Cartoon characters
When I arrived at the Tokyo Metropolitan Museum of Photography the other Sunday, I thought it was early enough to avoid the crowds. But a long queue had already formed at the entrance to the particular exhibition hall I was heading for. Thirty minutes of waiting later, I was guided to another long queue - to gain access to the otaku section.
The term otaku refers to Japan's unique subculture, and the crowds had gathered for the homecoming of an otaku show, which wowed art lovers at the International Architecture Exhibition during the Venice Biennale last autumn.

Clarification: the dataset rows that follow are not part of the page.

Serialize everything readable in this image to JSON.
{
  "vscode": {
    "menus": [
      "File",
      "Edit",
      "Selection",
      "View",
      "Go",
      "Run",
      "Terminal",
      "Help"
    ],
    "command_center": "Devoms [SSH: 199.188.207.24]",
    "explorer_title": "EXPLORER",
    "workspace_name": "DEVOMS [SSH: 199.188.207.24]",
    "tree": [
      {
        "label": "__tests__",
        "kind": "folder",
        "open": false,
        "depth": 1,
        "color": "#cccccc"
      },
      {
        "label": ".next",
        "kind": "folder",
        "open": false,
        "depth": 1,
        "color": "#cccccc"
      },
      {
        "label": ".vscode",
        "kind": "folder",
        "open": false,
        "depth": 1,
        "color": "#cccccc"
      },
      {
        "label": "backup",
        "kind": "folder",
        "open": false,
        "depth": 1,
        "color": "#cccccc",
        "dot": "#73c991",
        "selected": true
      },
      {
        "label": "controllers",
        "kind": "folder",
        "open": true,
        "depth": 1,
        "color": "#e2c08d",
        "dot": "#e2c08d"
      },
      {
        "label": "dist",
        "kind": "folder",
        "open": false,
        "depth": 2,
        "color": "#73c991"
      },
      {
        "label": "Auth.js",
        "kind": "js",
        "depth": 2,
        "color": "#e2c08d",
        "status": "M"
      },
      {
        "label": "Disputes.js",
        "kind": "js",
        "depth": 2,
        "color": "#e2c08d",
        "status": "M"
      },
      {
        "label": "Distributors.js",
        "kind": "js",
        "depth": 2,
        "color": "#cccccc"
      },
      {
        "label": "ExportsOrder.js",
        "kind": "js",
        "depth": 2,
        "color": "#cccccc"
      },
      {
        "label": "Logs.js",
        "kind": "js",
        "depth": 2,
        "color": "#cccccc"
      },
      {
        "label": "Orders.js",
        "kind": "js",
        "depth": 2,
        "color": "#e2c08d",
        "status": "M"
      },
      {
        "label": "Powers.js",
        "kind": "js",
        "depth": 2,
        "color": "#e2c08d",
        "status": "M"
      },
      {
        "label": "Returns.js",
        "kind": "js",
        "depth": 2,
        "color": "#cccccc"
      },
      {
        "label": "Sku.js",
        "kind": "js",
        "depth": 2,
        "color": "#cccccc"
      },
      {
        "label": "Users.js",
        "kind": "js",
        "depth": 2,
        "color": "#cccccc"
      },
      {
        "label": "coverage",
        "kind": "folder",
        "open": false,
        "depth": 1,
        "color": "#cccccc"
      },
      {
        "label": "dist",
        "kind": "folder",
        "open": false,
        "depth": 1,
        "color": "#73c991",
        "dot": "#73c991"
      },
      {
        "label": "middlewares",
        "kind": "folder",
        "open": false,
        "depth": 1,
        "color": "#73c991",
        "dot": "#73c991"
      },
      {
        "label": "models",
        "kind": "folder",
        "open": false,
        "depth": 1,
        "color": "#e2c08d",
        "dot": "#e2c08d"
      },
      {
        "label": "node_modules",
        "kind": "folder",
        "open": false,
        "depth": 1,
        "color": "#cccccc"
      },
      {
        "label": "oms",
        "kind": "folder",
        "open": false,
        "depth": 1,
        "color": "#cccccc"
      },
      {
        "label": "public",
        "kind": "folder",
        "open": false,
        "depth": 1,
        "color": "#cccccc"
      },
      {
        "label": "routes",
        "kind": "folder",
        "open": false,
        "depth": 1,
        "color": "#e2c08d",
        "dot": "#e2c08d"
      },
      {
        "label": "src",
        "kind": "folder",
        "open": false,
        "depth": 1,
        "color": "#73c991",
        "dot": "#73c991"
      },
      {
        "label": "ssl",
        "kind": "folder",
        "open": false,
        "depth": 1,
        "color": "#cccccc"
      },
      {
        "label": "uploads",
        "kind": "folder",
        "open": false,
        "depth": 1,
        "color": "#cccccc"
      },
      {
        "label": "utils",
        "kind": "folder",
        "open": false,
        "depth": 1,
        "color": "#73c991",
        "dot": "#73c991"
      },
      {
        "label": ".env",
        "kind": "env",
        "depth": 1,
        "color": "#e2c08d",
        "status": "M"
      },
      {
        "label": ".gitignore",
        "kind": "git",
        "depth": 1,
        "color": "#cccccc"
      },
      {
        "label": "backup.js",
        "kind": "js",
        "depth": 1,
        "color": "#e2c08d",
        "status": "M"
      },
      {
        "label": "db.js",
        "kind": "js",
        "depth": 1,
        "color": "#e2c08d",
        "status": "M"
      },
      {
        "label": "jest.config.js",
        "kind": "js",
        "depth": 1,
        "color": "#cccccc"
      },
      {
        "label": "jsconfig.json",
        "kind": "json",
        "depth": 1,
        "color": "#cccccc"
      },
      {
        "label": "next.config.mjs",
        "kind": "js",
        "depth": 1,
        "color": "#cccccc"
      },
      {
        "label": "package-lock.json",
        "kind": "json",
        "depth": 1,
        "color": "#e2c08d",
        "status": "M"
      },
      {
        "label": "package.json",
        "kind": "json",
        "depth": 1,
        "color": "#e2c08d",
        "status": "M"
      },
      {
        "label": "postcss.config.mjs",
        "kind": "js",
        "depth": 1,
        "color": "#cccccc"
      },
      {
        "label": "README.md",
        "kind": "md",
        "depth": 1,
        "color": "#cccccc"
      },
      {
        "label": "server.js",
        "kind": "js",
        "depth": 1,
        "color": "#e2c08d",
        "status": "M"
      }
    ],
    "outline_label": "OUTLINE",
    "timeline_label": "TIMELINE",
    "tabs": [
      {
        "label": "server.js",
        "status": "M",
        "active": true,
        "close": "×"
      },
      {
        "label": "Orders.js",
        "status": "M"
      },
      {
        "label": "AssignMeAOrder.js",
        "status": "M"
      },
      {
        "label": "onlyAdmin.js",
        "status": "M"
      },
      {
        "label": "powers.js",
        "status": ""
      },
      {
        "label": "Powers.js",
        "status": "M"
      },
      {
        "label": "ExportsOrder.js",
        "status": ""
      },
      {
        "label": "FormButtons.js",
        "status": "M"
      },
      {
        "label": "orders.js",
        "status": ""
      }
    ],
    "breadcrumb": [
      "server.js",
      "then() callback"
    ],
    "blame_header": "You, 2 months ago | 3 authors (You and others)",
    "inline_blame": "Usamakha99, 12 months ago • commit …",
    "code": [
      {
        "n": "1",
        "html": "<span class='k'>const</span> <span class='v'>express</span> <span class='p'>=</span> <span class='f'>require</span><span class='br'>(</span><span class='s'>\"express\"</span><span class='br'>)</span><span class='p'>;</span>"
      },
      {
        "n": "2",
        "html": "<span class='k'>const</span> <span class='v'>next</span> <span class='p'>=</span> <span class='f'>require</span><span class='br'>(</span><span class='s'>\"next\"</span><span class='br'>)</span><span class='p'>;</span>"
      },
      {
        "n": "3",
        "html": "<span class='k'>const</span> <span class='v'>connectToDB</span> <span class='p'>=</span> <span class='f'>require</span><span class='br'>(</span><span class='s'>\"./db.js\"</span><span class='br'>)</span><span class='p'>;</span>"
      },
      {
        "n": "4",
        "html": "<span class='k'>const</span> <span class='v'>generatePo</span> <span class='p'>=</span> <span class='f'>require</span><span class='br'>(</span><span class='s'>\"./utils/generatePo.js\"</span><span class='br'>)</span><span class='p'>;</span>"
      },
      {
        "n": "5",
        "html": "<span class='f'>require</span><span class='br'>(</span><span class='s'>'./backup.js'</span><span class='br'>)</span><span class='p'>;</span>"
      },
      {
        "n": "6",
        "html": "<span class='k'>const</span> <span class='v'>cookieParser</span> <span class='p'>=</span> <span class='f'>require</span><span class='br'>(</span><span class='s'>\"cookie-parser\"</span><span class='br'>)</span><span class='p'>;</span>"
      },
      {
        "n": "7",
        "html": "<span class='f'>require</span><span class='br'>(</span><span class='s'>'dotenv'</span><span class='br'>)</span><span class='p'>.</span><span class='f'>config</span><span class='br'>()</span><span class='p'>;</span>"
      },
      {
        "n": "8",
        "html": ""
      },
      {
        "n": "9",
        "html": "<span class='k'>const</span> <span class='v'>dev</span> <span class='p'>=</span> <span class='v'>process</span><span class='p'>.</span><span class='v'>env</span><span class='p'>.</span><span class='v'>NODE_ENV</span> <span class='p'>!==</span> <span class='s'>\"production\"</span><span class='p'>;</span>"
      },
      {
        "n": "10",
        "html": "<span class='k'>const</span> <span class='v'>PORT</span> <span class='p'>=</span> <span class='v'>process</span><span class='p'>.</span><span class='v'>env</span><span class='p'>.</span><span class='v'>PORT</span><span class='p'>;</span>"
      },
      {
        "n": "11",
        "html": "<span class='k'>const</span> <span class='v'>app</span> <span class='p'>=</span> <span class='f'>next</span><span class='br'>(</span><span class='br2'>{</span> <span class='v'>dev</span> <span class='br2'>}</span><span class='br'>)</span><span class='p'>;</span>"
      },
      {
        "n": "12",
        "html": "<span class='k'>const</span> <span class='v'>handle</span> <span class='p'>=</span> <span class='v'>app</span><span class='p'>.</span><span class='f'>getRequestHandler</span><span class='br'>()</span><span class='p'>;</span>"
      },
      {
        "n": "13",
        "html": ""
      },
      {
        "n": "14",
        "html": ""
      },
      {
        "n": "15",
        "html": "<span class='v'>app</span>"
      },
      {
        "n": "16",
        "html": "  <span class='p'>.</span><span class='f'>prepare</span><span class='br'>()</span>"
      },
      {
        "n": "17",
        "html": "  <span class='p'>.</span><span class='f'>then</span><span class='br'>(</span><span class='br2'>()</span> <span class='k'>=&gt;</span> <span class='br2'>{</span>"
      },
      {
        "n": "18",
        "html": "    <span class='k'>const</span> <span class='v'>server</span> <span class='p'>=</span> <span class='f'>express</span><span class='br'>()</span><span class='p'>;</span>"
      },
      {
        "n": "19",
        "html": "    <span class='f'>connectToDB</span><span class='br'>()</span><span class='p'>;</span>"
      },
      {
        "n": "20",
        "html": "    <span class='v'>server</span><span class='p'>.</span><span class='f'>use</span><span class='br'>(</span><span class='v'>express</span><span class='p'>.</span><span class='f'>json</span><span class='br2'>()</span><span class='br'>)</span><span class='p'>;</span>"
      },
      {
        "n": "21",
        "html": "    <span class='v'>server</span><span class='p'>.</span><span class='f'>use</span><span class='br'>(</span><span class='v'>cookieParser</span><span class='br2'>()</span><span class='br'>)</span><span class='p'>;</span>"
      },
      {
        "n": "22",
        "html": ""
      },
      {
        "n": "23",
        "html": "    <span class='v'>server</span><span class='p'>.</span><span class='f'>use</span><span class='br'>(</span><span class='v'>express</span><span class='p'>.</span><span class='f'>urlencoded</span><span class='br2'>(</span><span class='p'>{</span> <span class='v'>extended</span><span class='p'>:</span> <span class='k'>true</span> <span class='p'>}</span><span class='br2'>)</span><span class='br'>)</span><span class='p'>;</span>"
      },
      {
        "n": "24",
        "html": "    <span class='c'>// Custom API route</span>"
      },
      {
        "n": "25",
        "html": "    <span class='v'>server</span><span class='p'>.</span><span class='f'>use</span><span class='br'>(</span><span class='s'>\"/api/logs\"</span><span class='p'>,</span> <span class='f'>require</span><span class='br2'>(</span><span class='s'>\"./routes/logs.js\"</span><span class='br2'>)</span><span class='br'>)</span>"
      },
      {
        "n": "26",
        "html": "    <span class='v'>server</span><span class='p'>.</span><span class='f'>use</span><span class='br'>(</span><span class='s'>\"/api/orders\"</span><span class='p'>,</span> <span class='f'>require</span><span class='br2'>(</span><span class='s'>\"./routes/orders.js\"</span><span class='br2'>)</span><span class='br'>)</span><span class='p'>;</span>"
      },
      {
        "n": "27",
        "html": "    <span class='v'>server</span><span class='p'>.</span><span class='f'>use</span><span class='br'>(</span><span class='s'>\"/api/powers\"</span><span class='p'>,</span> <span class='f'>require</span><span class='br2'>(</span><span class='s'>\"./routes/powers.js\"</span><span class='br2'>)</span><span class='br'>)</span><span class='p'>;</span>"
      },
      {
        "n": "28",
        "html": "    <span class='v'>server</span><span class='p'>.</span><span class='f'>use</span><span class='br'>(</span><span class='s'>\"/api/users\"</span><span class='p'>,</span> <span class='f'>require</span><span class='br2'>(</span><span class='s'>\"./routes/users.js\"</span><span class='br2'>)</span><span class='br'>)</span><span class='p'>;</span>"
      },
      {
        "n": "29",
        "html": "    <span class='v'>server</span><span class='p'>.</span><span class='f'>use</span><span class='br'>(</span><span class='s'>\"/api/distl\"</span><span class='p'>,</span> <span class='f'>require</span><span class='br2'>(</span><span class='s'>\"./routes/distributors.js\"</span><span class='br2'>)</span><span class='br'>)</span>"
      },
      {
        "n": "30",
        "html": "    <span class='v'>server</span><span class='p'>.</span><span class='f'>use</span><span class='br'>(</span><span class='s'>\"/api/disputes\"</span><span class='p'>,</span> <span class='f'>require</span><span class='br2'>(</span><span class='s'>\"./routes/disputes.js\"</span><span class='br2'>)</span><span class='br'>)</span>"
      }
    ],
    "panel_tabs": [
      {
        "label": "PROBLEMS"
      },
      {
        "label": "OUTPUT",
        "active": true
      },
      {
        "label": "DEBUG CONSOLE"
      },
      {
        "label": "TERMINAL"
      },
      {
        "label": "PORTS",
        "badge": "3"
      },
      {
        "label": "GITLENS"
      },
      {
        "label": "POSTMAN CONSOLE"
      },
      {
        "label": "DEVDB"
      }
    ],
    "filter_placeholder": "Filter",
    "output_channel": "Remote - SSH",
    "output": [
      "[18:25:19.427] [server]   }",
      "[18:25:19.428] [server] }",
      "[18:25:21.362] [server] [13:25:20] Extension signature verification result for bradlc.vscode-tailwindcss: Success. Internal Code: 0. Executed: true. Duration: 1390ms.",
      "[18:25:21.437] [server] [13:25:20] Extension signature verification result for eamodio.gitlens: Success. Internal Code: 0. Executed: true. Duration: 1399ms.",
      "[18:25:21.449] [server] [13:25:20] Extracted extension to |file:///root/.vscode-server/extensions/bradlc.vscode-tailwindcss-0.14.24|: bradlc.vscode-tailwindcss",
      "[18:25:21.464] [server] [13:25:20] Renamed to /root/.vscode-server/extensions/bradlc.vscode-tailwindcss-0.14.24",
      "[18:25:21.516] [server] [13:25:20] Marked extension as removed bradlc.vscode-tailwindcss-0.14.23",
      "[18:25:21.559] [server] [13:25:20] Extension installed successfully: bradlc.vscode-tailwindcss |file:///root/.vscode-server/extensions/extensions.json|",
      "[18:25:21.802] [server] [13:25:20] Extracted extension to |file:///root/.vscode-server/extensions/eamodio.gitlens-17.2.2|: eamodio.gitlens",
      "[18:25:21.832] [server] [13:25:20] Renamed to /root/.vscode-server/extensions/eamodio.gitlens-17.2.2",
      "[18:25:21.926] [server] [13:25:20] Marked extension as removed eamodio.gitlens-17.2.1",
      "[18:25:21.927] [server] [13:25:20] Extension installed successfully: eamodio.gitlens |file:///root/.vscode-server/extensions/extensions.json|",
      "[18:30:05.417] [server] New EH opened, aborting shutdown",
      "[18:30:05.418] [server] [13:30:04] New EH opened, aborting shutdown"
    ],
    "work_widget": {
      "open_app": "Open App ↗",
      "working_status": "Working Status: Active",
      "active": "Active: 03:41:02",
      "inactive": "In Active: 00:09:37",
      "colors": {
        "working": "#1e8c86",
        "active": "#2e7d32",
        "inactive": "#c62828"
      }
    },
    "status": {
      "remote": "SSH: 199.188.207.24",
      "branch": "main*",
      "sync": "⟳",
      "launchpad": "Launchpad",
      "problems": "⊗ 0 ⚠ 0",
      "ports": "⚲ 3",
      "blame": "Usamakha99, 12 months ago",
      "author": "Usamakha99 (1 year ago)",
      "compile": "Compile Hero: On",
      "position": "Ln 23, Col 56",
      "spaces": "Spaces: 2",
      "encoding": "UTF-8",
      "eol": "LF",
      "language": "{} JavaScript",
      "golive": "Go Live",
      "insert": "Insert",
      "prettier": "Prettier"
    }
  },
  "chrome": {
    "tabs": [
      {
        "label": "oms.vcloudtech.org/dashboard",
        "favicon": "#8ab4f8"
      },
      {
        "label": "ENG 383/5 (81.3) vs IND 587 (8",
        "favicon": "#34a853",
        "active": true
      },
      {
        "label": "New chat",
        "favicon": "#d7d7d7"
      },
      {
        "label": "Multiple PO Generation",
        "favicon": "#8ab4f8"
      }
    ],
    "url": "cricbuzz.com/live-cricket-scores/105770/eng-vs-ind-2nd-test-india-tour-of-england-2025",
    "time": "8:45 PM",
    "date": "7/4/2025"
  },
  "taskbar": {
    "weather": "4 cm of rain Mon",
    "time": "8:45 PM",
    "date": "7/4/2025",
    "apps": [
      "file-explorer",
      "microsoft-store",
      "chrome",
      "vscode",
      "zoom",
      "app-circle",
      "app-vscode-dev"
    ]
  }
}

Inside the exhibition, I found a makeshift market featuring a variety of manga and anime - Japanese comics and the film version of the same - as well as posters and computer-game graphics. There were also tiny monsters and dolls, gifts of sweets and chewing gum, as well as hi-tech toys and artefacts.
The display area, with hundreds of colourful posters hanging from the ceiling, featured hundreds of glass display cases where individuals had displayed their collections, and a model of Akihabara (the area of Tokyo which sells everything electrical - and has now become the otaku capital).
Previously, the term meant 'you' in conversational Japanese. Over time, it came to mean 'manic fans'. Most recently, it refers to real obsessives, usually male, who are preoccupied with manga, videos and games. They tend to focus on their own subculture, shunning mass-market anime films or commercially successful characters.
Their antisocial lives revolve around their illusory world, and their collections and hobbies, with some even taking part in 'plays' (where they masquerade as their favourite character). Many Japanese only learned of the term through the media, when people who fit the category committed gruesome crimes.